The oral vaccine is supplied in 20-dose and 50-dose vial presentations. It has a shelf-life of 24 months when stored at temperatures not exceeding –20 °C and can also be stored for up to six months at +2 °C to +8 °C, providing important flexibility for immunization programmes in diverse situations.
Mike McGovern, Chair of the International PolioPlus Committee, Rotary International and Chair of the Polio Oversight Board, GPEI, said of the new prequalification: "Expanding nOPV2 manufacturing is essential to ensuring countries can respond quickly to variant poliovirus outbreaks. Biological E’s prequalification status strengthens the global supply and brings us closer to ending these outbreaks for good."
Once a global scourge paralysing hundreds of thousands of children globally, polio is now close to eradication as wild poliovirus cases have fallen by more than 99 percent since the 1980s.

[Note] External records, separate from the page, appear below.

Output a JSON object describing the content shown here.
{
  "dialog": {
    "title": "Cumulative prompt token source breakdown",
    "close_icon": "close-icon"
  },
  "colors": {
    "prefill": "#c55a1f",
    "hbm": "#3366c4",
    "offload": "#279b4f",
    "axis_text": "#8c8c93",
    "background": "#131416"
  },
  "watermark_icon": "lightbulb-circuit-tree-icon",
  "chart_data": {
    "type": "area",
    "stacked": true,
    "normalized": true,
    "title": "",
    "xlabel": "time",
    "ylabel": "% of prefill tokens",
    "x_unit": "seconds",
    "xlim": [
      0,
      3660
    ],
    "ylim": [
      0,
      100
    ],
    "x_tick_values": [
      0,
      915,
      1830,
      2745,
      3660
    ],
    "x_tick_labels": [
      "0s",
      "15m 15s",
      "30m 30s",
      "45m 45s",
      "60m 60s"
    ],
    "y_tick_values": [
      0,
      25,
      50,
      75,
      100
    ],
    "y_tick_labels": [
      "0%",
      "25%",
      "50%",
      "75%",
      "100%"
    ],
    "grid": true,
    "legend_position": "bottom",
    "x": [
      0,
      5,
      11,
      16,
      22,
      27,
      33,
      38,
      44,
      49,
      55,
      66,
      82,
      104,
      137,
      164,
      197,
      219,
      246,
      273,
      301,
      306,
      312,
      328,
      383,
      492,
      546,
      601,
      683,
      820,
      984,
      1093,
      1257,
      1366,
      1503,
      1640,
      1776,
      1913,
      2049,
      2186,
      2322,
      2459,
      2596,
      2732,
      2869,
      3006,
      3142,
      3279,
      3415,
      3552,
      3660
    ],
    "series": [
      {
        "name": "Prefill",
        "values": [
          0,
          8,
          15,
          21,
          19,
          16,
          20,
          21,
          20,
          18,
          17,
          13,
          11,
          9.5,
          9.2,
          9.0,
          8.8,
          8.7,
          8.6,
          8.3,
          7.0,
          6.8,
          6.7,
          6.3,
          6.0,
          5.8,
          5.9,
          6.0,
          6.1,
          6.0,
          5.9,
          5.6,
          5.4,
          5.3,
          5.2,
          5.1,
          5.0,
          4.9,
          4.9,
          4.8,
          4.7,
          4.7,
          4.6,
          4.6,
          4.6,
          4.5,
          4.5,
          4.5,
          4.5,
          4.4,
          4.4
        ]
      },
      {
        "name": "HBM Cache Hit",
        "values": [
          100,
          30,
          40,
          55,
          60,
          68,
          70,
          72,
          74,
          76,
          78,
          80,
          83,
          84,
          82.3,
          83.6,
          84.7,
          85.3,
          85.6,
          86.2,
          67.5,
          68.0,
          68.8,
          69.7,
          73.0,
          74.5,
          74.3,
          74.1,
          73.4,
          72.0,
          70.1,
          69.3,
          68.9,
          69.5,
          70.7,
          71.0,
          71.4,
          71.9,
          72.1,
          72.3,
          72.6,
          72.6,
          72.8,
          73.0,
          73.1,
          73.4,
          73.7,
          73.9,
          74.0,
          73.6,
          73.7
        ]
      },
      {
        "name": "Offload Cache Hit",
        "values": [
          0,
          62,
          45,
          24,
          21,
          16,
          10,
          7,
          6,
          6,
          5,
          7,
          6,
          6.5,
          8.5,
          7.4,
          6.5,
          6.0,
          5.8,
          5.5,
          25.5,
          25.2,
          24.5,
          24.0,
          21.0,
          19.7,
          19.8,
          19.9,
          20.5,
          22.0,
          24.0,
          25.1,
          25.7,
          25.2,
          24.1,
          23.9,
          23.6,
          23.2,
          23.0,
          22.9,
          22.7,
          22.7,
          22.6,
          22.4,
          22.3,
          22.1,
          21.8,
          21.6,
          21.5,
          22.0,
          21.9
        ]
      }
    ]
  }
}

However, given rising vaccine hesitancy and gaps in immunisation, cVDPV2 can re-emerge in under-immunised communities, triggering outbreaks as seen recently in parts of Africa and Southeast Asia. But nOPV2's genetic stability and increased protection help limit that risk and reduce the chances of a mass outbreak.
While India achieved its polio-free certification in 2014, the risk of importations or vaccine-derived outbreaks increases if coverage drops. With the nOPV2's WHO prequalification, officials can safeguard public health by ensuring access to the most advanced tools available.
As of August 2022, 18 out of 21 countries had successfully stopped cVDPV2 transmission following two rounds of mass vaccination activity and a further two countries did so after a third round.
Data has shown that nOPV2 effectiveness is on par with that of mOPV2, and while evidence of the vaccine’s immunogenicity has already been well established, additional studies continue to be conducted throughout the EUL period to confirm protection against type 2 poliovirus in vaccinated individuals.